A recent decision of the Western Australian Industrial Magistrates Court[1] has provided a timely reminder that, where employers pay an annualised salary to an award-covered employee, specific wording may be required in the contract of employment to ensure the higher salary can be offset against specific award entitlements that are not separately provided, such as payment for overtime or leave loading.
The claimant was employed as an administration coordinator for approximately 2 years. Her annual salary was $75,000 (increasing to $78,000) and her employment was governed by the Clerks – Private Sector Award 2010 (Award). The contract of employment relevantly stated:
“Your salary is inclusive of any award provision/entitlements that may be payable under an award”.
“You are expected to work, on average at least 40 hours per week, however there will be times when you will be required to work reasonable additional hours as necessary to ensure that the requirements of your position are met. Your remuneration takes these additional hours of work in (sic) account and no further payment will be made for extra hours worked.”
After her employment ended, the claimant sought payment of almost $30,000 for overtime and working through her lunch breaks as directed.
The employer sought to rely on the above terms to argue that the claimant’s salary was inclusive of payment for any and all Award entitlements, as per clause 17 of the Award.

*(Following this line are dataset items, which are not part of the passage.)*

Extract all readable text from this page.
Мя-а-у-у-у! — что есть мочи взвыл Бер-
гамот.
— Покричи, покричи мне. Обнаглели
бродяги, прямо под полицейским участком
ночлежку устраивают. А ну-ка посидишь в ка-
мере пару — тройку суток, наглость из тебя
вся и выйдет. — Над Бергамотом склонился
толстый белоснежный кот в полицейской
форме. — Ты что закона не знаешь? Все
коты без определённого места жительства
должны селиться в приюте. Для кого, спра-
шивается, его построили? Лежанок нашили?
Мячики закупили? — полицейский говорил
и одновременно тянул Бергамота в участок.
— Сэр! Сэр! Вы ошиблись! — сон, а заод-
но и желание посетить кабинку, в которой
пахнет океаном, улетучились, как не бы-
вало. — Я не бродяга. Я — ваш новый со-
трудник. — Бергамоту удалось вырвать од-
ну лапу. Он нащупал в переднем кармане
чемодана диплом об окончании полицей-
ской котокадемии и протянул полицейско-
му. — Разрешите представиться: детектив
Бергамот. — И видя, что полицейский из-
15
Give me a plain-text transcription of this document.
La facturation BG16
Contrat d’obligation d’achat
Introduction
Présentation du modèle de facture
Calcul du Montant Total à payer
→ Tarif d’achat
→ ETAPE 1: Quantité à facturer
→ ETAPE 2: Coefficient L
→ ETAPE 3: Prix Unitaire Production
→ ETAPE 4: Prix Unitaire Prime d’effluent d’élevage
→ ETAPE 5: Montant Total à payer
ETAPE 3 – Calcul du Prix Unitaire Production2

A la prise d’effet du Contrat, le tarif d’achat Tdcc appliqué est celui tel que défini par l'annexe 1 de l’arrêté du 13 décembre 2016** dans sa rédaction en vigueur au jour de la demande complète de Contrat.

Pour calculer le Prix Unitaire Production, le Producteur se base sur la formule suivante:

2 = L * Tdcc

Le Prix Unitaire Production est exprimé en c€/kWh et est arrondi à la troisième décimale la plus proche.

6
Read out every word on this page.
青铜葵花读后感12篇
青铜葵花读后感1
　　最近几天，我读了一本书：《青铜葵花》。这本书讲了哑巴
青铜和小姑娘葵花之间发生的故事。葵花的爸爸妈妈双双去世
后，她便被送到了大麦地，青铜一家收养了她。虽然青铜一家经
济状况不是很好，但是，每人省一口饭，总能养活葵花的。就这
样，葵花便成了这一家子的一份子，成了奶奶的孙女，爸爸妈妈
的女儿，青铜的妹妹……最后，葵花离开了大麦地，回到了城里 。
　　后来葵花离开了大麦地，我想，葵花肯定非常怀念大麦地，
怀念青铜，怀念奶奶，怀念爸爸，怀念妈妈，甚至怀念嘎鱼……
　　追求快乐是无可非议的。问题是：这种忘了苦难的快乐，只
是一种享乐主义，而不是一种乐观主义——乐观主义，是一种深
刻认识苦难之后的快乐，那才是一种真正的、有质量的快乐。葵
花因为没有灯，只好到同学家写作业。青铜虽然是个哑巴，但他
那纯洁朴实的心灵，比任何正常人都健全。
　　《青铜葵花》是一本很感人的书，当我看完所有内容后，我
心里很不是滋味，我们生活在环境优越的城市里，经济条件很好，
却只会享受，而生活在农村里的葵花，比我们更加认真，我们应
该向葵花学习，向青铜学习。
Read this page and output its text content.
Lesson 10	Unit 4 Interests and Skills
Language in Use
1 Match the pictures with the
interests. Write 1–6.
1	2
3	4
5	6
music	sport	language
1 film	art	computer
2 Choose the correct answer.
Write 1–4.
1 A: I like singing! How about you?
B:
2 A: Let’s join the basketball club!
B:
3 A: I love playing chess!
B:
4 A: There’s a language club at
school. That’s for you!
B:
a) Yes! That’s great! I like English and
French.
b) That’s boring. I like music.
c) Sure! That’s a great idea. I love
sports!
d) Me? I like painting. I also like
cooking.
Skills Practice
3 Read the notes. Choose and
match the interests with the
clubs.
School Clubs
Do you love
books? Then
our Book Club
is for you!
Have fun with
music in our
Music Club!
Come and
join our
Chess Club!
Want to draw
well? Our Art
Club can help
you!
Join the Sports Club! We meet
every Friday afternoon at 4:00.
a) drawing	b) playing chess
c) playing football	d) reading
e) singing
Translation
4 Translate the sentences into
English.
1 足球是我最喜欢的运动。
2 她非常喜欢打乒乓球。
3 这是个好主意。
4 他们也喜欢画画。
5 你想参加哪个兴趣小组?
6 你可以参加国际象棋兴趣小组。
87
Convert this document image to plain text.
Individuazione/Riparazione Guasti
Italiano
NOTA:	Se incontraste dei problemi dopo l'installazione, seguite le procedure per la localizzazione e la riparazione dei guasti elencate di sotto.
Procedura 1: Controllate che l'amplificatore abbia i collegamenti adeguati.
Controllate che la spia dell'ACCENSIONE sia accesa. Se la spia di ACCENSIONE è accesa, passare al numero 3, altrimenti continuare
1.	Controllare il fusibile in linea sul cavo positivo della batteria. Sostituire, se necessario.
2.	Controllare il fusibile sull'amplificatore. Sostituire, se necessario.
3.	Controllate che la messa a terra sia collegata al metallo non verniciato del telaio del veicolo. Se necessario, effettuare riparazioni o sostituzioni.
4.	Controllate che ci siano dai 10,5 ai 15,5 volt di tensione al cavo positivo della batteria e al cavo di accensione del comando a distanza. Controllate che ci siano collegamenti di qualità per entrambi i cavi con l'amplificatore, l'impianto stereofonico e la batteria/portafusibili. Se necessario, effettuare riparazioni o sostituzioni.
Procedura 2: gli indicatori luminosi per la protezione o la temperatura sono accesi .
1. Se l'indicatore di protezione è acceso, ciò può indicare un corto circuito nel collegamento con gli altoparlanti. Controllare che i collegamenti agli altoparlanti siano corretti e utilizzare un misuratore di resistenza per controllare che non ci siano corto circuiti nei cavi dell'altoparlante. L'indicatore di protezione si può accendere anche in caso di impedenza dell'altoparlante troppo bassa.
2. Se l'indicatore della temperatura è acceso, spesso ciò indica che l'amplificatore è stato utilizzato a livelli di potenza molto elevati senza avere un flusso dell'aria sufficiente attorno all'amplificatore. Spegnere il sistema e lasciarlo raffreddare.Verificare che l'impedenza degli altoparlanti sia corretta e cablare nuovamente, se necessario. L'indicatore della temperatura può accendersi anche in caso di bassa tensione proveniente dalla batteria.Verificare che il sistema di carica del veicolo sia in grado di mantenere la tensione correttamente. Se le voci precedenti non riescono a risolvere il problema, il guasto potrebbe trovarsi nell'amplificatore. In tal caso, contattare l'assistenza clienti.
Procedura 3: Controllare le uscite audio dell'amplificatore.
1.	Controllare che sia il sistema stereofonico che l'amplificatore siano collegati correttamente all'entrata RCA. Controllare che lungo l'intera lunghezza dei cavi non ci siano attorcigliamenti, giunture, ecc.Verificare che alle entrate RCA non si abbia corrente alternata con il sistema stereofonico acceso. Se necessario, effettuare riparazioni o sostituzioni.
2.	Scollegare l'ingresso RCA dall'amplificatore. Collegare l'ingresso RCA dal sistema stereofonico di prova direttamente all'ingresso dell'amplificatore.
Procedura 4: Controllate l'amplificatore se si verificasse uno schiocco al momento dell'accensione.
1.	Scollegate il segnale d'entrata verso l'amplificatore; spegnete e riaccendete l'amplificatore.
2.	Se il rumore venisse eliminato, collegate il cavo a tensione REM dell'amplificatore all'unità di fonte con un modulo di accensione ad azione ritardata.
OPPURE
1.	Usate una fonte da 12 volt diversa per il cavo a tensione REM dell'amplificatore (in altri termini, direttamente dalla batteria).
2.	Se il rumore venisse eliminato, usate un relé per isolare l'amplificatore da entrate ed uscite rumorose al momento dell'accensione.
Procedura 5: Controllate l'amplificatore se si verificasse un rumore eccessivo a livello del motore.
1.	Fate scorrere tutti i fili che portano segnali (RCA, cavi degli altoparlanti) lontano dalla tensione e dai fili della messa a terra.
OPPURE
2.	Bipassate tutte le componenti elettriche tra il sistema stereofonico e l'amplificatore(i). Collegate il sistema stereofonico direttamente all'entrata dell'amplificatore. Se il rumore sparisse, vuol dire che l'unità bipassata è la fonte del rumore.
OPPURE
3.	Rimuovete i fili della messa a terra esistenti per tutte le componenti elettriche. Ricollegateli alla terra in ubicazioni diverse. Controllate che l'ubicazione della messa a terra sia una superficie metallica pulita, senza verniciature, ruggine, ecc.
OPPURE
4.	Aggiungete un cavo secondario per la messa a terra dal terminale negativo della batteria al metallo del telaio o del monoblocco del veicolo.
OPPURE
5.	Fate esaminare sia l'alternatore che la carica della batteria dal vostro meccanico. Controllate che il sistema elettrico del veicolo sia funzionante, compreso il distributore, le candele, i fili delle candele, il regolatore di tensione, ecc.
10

Clause 17.1 of the Award provides:
(a) An employer may pay an employee an annual salary in satisfaction of any or all of the following provisions of the award:
(i) clause 16 – Minimum weekly wages;
(ii) clause 19 – Allowances;
(iii) clauses 27 and 28 – Overtime and penalty rates; and
(iv) clause 29.3 – Annual leave loading.
(b) Where an annual salary is paid the employer must advise the employee in writing of the annual salary that is payable and which of the provisions of this award will be satisfied by payment of the annual salary.
The Magistrate agreed with the claimant’s argument that, because the contract of employment failed to identify the applicable Award and failed to specify which Award provisions were satisfied by the annual salary, the employer could not rely on clause 17 which requires specificity. The Magistrate concluded:
“…specificity is crucial because a worker must be able to compare his or her annual salary to award entitlements so that the no-disadvantage test can be properly considered…… The contract of employment does not exclude the claimant’s claim because cl 8.1 of the contract of employment does not clearly indicate that the claimant’s annual salary included those entitlements which she now seeks to recover.”[2]
Key take-away for employers
In order to be able to rely on cl 17 of the Clerks – Private Sector Award 2010 Award, the contract of employment must contain a clause that meets the requirements of cl 17. A general statement to the effect that the annual salary compensates the employees for all award entitlements will not be sufficient.
Does that mean there is no room for the concept of common law set-off for clerical employees covered by the Award? Probably not.
This case was only concerned with the preliminary issue of the application of cl 17 of the Award. It did not deal with the broader issue of common law set-off. While the employer in this case could not rely on clause 17, it might still be possible, through evidence, to establish that the employee received payments in excess of her Award entitlements (which seems likely) and that the terms on which the excess payments were made permit the employer to set them off against specific Award entitlements (such as overtime) that were not separately paid.
However, had the wording in cl 17 been used in the contract of employment, it would not have been necessary to have this argument.